Ele argumentou que a mudança era necessária para responder a um ambiente de segurança mais desafiador, um aceno para uma China mais assertiva e testes frequentes de mísseis na Coreia do Norte.

Durante seu mandato, Abe buscou melhorar as relações com Pequim e teve um telefonema histórico com o líder chinês Xi Jinping em 2018. Ao mesmo tempo, tentou conter a expansão chinesa na região unindo aliados do Pacífico.

25.ago.2019 - Donald Trump e Shinzo Abe durante encontro bilateral no G7  - Nicholas Kamm/AFP - Nicholas Kamm/AFP
25.ago.2019 - Donald Trump e Shinzo Abe durante encontro bilateral no G7
Imagem: Nicholas Kamm/AFP

O ex-primeiro-ministro priorizou um relacionamento próximo com o ex-presidente americano Donald Trump para proteger a relação entre os dois países do nacionalismo de Trump, ao mesmo tempo que tentou ajustar os vínculos com Rússia e China.

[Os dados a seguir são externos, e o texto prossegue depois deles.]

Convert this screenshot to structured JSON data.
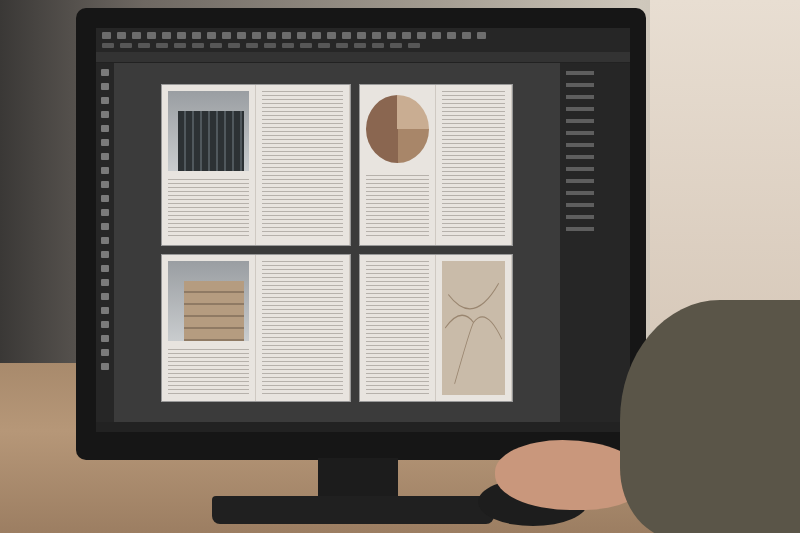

Mas os resultados foram mistos: Trump insistiu em forçar o Japão a pagar mais pelos soldados americanos presentes no país, não conseguiu concretizar um acordo com a Rússia sobre ilhas em disputa e o mesmo aconteceu com seu plano de convidar Xi para uma visita de Estado.

Influente no partido

Após deixar o cargo, Abe permaneceu como chefe do maior grupo dentro de seu partido e permaneceu influente. O ataque contra ele ocorreu durante um comício para as eleições do Senado, marcadas para o próximo domingo (10).

O hospital para onde Abe foi levado informou que o ex-premiê morreu às 17h03, no horário local (5h03, em Brasília), mais de cinco horas após ele ter sido baleado. Um médico disse que Abe sangrou até a morte, devido a dois ferimentos profundos, um deles no lado direito de seu pescoço. Ele não tinha sinais vitais quando deu entrada no hospital.

Segundo o porta-voz do governo japonês, Hirokazu Matsuno, os tiros foram disparados pouco antes do meio-dia, no horário local, e "um homem, que se acredita ser o atirador, foi detido"..

28.fev.2017 - Shinzo Abe e a esposa Akie  - Kazuhiro Nogi/AFP - Kazuhiro Nogi/AFP
28.fev.2017 - Shinzo Abe e a esposa Akie
Imagem: Kazuhiro Nogi/AFP

Em um pronunciamento, o chefe de governo, Fumio Kishida considerou o atentado "absolutamente imperdoável". A comunidade internacional também reagiu ao assassinato. Abe deixa sua esposa Akie Abe, com quem se casou em 1987. O casal não teve filhos.